Carnival brands Holland America Line and Princess Cruises are both in the world-cruise game. A 111-day sailing on the Pacific Princess, roundtrip from Los Angeles, heads first to Australia, and is followed by the Middle East, substantial time in the Mediterranean and a few days along the coast of Mexico. Holland America's Amsterdam will be doing its world cruise roundtrip from Fort Lauderdale

For those seeking both an intimate experience and a lengthy world cruise, Silversea's 382-passenger Silver Whisper will sail from Los Angeles to Rome on a 121-day journey that will feature world heritage sites, including Angkor Wat in Cambodia and the Taj Mahal.

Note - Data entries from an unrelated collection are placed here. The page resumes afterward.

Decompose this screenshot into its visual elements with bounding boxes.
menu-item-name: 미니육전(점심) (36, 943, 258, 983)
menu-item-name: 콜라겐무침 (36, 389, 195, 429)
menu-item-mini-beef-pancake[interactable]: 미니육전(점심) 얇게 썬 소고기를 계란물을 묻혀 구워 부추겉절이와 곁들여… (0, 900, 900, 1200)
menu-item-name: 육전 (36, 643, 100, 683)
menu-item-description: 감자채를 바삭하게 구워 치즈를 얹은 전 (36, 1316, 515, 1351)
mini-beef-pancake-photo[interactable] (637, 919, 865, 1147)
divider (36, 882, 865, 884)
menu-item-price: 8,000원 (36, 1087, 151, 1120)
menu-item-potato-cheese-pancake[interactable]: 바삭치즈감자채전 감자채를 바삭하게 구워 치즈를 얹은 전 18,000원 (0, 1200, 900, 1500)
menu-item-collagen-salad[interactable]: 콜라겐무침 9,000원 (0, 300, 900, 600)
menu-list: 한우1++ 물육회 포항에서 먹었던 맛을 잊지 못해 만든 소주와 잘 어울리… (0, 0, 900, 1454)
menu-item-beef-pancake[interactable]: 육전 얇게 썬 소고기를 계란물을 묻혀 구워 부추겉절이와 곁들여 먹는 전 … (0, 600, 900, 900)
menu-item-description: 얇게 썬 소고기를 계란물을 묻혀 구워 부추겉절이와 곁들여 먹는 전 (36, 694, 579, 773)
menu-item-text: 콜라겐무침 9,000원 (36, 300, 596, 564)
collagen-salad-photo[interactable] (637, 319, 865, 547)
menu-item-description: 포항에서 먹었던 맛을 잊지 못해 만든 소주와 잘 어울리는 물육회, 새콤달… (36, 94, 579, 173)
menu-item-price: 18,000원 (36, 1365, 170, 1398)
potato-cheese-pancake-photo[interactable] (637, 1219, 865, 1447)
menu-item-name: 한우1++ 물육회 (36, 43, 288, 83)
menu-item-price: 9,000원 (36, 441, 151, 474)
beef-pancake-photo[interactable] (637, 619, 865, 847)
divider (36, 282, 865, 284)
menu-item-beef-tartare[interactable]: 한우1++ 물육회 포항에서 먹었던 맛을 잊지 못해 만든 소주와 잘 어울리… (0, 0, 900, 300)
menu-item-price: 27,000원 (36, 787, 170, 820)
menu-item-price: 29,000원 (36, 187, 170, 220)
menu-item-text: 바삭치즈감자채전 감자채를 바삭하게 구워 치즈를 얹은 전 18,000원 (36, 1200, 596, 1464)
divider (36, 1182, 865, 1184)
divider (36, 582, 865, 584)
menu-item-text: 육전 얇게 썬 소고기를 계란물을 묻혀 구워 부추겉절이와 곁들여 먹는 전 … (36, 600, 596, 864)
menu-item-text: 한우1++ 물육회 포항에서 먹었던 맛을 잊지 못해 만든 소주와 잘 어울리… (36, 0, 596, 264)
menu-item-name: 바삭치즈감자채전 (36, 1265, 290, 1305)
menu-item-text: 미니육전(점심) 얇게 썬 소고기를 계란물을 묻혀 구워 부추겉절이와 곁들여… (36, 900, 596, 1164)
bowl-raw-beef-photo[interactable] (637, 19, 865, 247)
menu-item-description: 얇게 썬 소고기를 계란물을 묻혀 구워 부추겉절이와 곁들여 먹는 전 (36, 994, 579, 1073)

• Here is one on my personal bucket list: the North Pole Ultimate Arctic Adventure, a 14-day journey usually offered in July by Quark Expeditions. Priced in 2017 at $27,995, this journey is offered on a particularly unattractive (from the outside) ship with the nonhousehold name 50 Years of Victory. But when you are crashing through pack ice to get to your destinations it might be comforting to know that you are aboard a former Russian science vessel that is the most powerful icebreaker on the planet. In addition to its onboard helicopter, the Victory has a gymnasium, a basketball court and a heated pool. It carries 130 passengers supported by a crew of 140.

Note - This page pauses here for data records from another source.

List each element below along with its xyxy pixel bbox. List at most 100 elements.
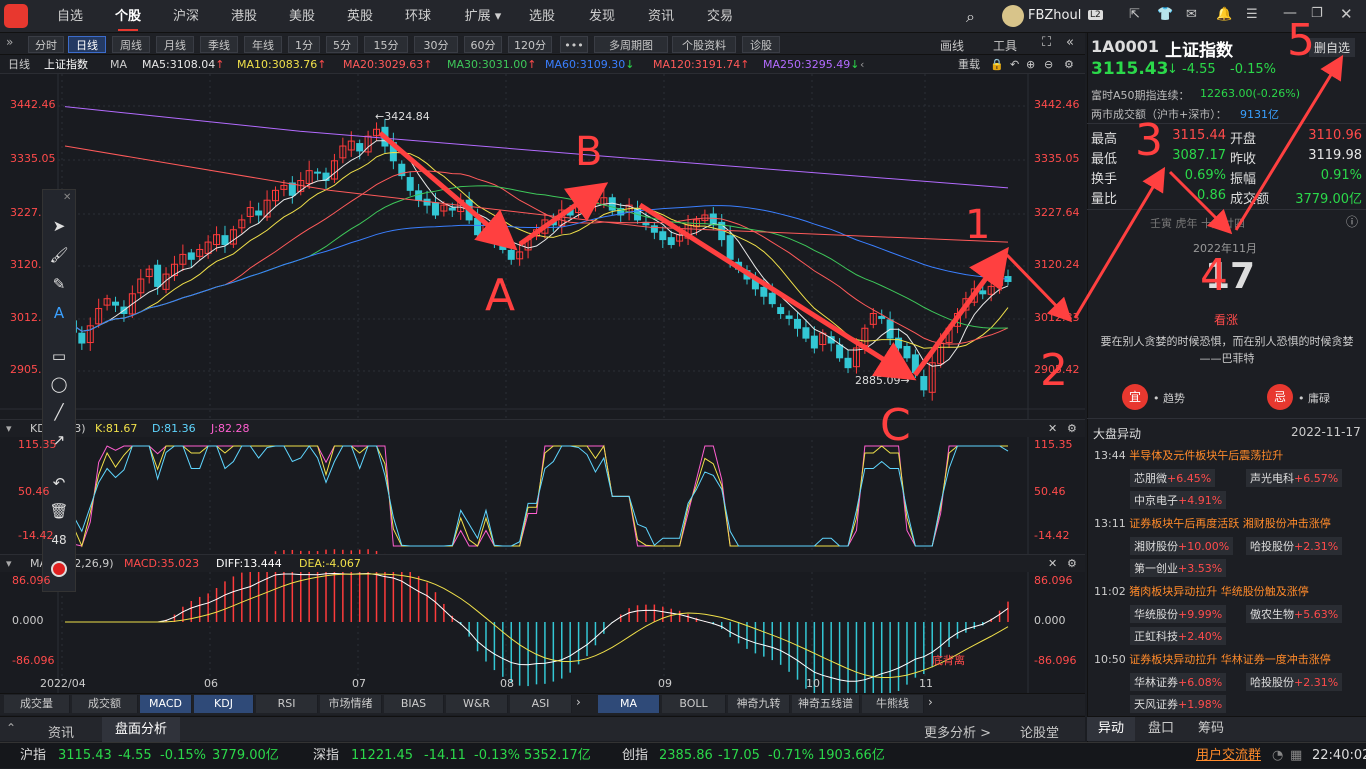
menu-icon[interactable]: ☰ <box>1246 7 1258 22</box>
period-tab-6[interactable]: 1分 <box>288 36 320 53</box>
indicator-tab-2[interactable]: MACD <box>140 695 192 713</box>
news-stock-chip[interactable]: 第一创业+3.53% <box>1130 559 1227 577</box>
forum-link[interactable]: 论股堂 <box>1020 722 1059 741</box>
news-stock-chip[interactable]: 湘财股份+10.00% <box>1130 537 1234 555</box>
color-picker-icon[interactable] <box>51 561 67 577</box>
trash-icon[interactable]: 🗑 <box>42 495 76 527</box>
zoom-in-icon[interactable]: ⊕ <box>1026 55 1035 74</box>
reload-button[interactable]: 重载 <box>958 55 980 74</box>
collapse-right-icon[interactable]: « <box>1066 35 1074 50</box>
period-tab-7[interactable]: 5分 <box>326 36 358 53</box>
period-tab-1[interactable]: 日线 <box>68 36 106 53</box>
info-icon[interactable]: ⓘ <box>1346 213 1358 230</box>
fullscreen-icon[interactable]: ⛶ <box>1042 35 1051 50</box>
collapse-left-icon[interactable]: » <box>6 35 13 49</box>
overlay-tab-3[interactable]: 神奇五线谱 <box>792 695 860 713</box>
tools-button[interactable]: 工具 <box>993 37 1017 54</box>
period-tab-8[interactable]: 15分 <box>364 36 408 53</box>
news-stock-chip[interactable]: 傲农生物+5.63% <box>1246 605 1343 623</box>
news-stock-chip[interactable]: 哈投股份+2.31% <box>1246 537 1343 555</box>
news-stock-chip[interactable]: 哈投股份+2.31% <box>1246 673 1343 691</box>
nav-item-7[interactable]: 扩展 ▾ <box>456 0 510 33</box>
lock-icon[interactable]: 🔒 <box>990 55 1004 74</box>
mail-icon[interactable]: ✉ <box>1186 7 1197 22</box>
period-tab-4[interactable]: 季线 <box>200 36 238 53</box>
nav-item-4[interactable]: 美股 <box>282 0 322 33</box>
close-icon[interactable]: ✕ <box>1340 5 1353 23</box>
indicator-tab-1[interactable]: 成交额 <box>72 695 138 713</box>
news-stock-chip[interactable]: 天风证券+1.98% <box>1130 695 1227 713</box>
period-tab-3[interactable]: 月线 <box>156 36 194 53</box>
overlay-tab-4[interactable]: 牛熊线 <box>862 695 924 713</box>
share-icon[interactable]: ⇱ <box>1129 7 1140 22</box>
more-indicators-icon[interactable]: › <box>576 695 581 709</box>
nav-item-2[interactable]: 沪深 <box>166 0 206 33</box>
tab-market-analysis[interactable]: 盘面分析 <box>102 717 180 742</box>
overlay-tab-0[interactable]: MA <box>598 695 660 713</box>
sz-label[interactable]: 深指 <box>313 743 339 769</box>
right-tab-0[interactable]: 异动 <box>1087 717 1135 741</box>
news-stock-chip[interactable]: 中京电子+4.91% <box>1130 491 1227 509</box>
indicator-tab-3[interactable]: KDJ <box>194 695 254 713</box>
period-tab-5[interactable]: 年线 <box>244 36 282 53</box>
indicator-tab-6[interactable]: BIAS <box>384 695 444 713</box>
nav-item-3[interactable]: 港股 <box>224 0 264 33</box>
kdj-settings-icon[interactable]: ⚙ <box>1067 420 1077 438</box>
news-item[interactable]: 11:02 猪肉板块异动拉升 华统股份触及涨停 <box>1094 583 1309 599</box>
nav-item-0[interactable]: 自选 <box>50 0 90 33</box>
sh-label[interactable]: 沪指 <box>20 743 46 769</box>
news-item[interactable]: 10:50 证券板块异动拉升 华林证券一度冲击涨停 <box>1094 651 1331 667</box>
expand-icon[interactable]: ⌃ <box>6 721 16 735</box>
period-tab-11[interactable]: 120分 <box>508 36 552 53</box>
bell-icon[interactable]: 🔔 <box>1216 7 1232 22</box>
news-stock-chip[interactable]: 声光电科+6.57% <box>1246 469 1343 487</box>
shirt-icon[interactable]: 👕 <box>1157 7 1173 22</box>
undo-icon[interactable]: ↶ <box>1010 55 1019 74</box>
news-item[interactable]: 13:11 证券板块午后再度活跃 湘财股份冲击涨停 <box>1094 515 1331 531</box>
indicator-tab-8[interactable]: ASI <box>510 695 572 713</box>
settings-icon[interactable]: ⚙ <box>1064 55 1074 74</box>
search-icon[interactable]: ⌕ <box>966 7 975 27</box>
tab-news[interactable]: 资讯 <box>48 722 74 741</box>
more-analysis-link[interactable]: 更多分析 > <box>924 722 991 741</box>
nav-item-5[interactable]: 英股 <box>340 0 380 33</box>
user-group-link[interactable]: 用户交流群 <box>1196 743 1261 769</box>
pointer-icon[interactable]: ➤ <box>42 210 76 242</box>
period-tab-12[interactable]: ••• <box>560 36 588 53</box>
period-tab-15[interactable]: 诊股 <box>742 36 780 53</box>
news-stock-chip[interactable]: 华统股份+9.99% <box>1130 605 1227 623</box>
indicator-tab-4[interactable]: RSI <box>256 695 318 713</box>
nav-item-1[interactable]: 个股 <box>108 0 148 33</box>
news-stock-chip[interactable]: 芯朋微+6.45% <box>1130 469 1216 487</box>
macd-close-icon[interactable]: ✕ <box>1048 555 1057 573</box>
overlay-tab-2[interactable]: 神奇九转 <box>728 695 790 713</box>
cy-label[interactable]: 创指 <box>622 743 648 769</box>
prev-icon[interactable]: ‹ <box>860 55 864 74</box>
nav-item-9[interactable]: 发现 <box>582 0 622 33</box>
delete-watchlist-button[interactable]: 删自选 <box>1309 38 1356 57</box>
kdj-collapse-icon[interactable]: ▾ <box>6 420 12 438</box>
username[interactable]: FBZhoul <box>1028 8 1081 23</box>
indicator-tab-0[interactable]: 成交量 <box>4 695 70 713</box>
drawing-close-icon[interactable]: ✕ <box>63 192 71 203</box>
overlay-tab-1[interactable]: BOLL <box>662 695 726 713</box>
macd-collapse-icon[interactable]: ▾ <box>6 555 12 573</box>
period-tab-2[interactable]: 周线 <box>112 36 150 53</box>
restore-icon[interactable]: ❐ <box>1311 6 1323 21</box>
news-item[interactable]: 13:44 半导体及元件板块午后震荡拉升 <box>1094 447 1283 463</box>
period-tab-10[interactable]: 60分 <box>464 36 502 53</box>
period-tab-13[interactable]: 多周期图 <box>594 36 668 53</box>
right-tab-2[interactable]: 筹码 <box>1187 717 1235 741</box>
news-stock-chip[interactable]: 华林证券+6.08% <box>1130 673 1227 691</box>
macd-settings-icon[interactable]: ⚙ <box>1067 555 1077 573</box>
draw-line-button[interactable]: 画线 <box>940 37 964 54</box>
zoom-out-icon[interactable]: ⊖ <box>1044 55 1053 74</box>
nav-item-6[interactable]: 环球 <box>398 0 438 33</box>
news-stock-chip[interactable]: 正虹科技+2.40% <box>1130 627 1227 645</box>
avatar[interactable] <box>1002 5 1024 27</box>
more-ma-icon[interactable]: › <box>928 695 933 709</box>
kdj-close-icon[interactable]: ✕ <box>1048 420 1057 438</box>
nav-item-8[interactable]: 选股 <box>522 0 562 33</box>
marker-icon[interactable]: ✎ <box>42 268 76 300</box>
indicator-tab-5[interactable]: 市场情绪 <box>320 695 382 713</box>
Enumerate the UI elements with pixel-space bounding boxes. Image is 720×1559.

• The hottest destination in Italy for foodies is Puglia, and I love the idea of sharing it with another couple on a six-day walking tour called Puglia and Basilicata by Butterfield & Robinson. Operating from Otrano to Bari and priced from $7,995 per person, this tour features memorable coastal walks, distinctive stone trulli (huts) and gorgeous white-washed villages.

Tourists on this route are not that plentiful, so the locals greet walkers with exuberance. Think fresh air, the glittering Adriatic below, fresh seafood and some of the planet's best, for home consumption, olive oil. The olive oil is (trust me!) reason enough to go.

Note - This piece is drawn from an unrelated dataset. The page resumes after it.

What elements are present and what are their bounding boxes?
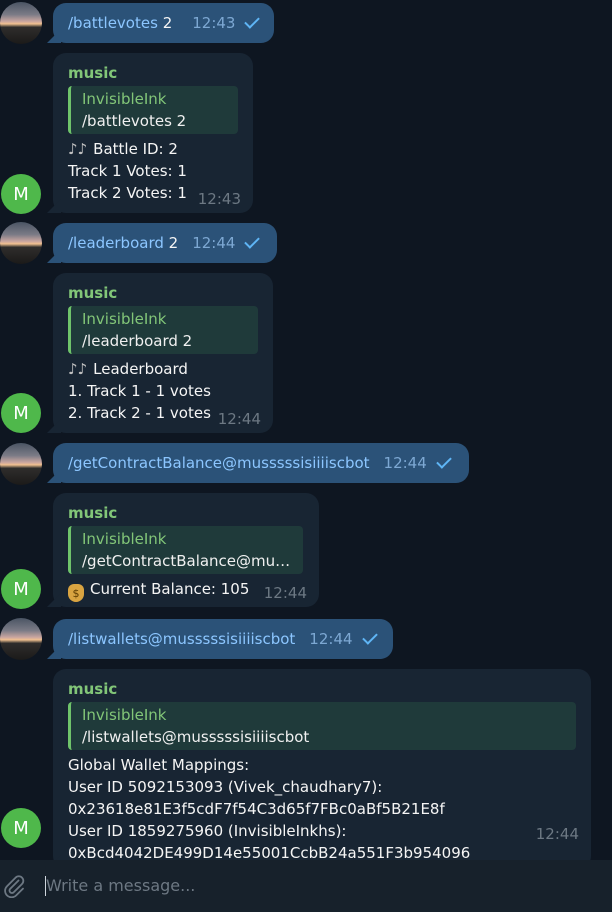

• Luxury operator Travcoa has a refined yet energetic, 12-day journey it calls Arabian Odyssey. Priced from $7,595, this is an active, insider's look at the cultures and the cuisine of Dubai, Abu Dhabi, Muscat and Doha. Think of incredible minarets perched near true luxury resorts on the sea. This itinerary includes "dune bashing" in Qatar, a Bedouin desert camp and Al Ain, one of the world's oldest human settlements. This trip is offered all year in 2018, but winter months are the best time. It gets a tad warm during the summer.

• For the truly adventurous, particularly those who don't require five-star accommodations but are looking for vistas worth photographing with real camera equipment, I like International Expeditions' Uganda Safari. A group of only 10 guests explore four of Uganda's most scenic national parks, with the opportunity to track gorillas in the Bwindi Impenetrable Forest. This tour will also include a search for chimps in Kibale Forest, the Mountains of the Moon and Murchison Falls. Pricing starts at $8,298 per guest.

• The highly regarded adventure tour operator Mountain Travel Sobek has established a series of adventures with activities suited to family members in good health with an active, outdoor sports orientation to travel. The company does numerous family trips, including a rafting and camping experience down Idaho's Salmon River and ziplining across the lush canopy of the Costa Rica jungles. They have programs for families in the Swiss Alps, the Galapagos and, of course, wildlife-focused trips to Africa. All the company's family adventures are fully customizable.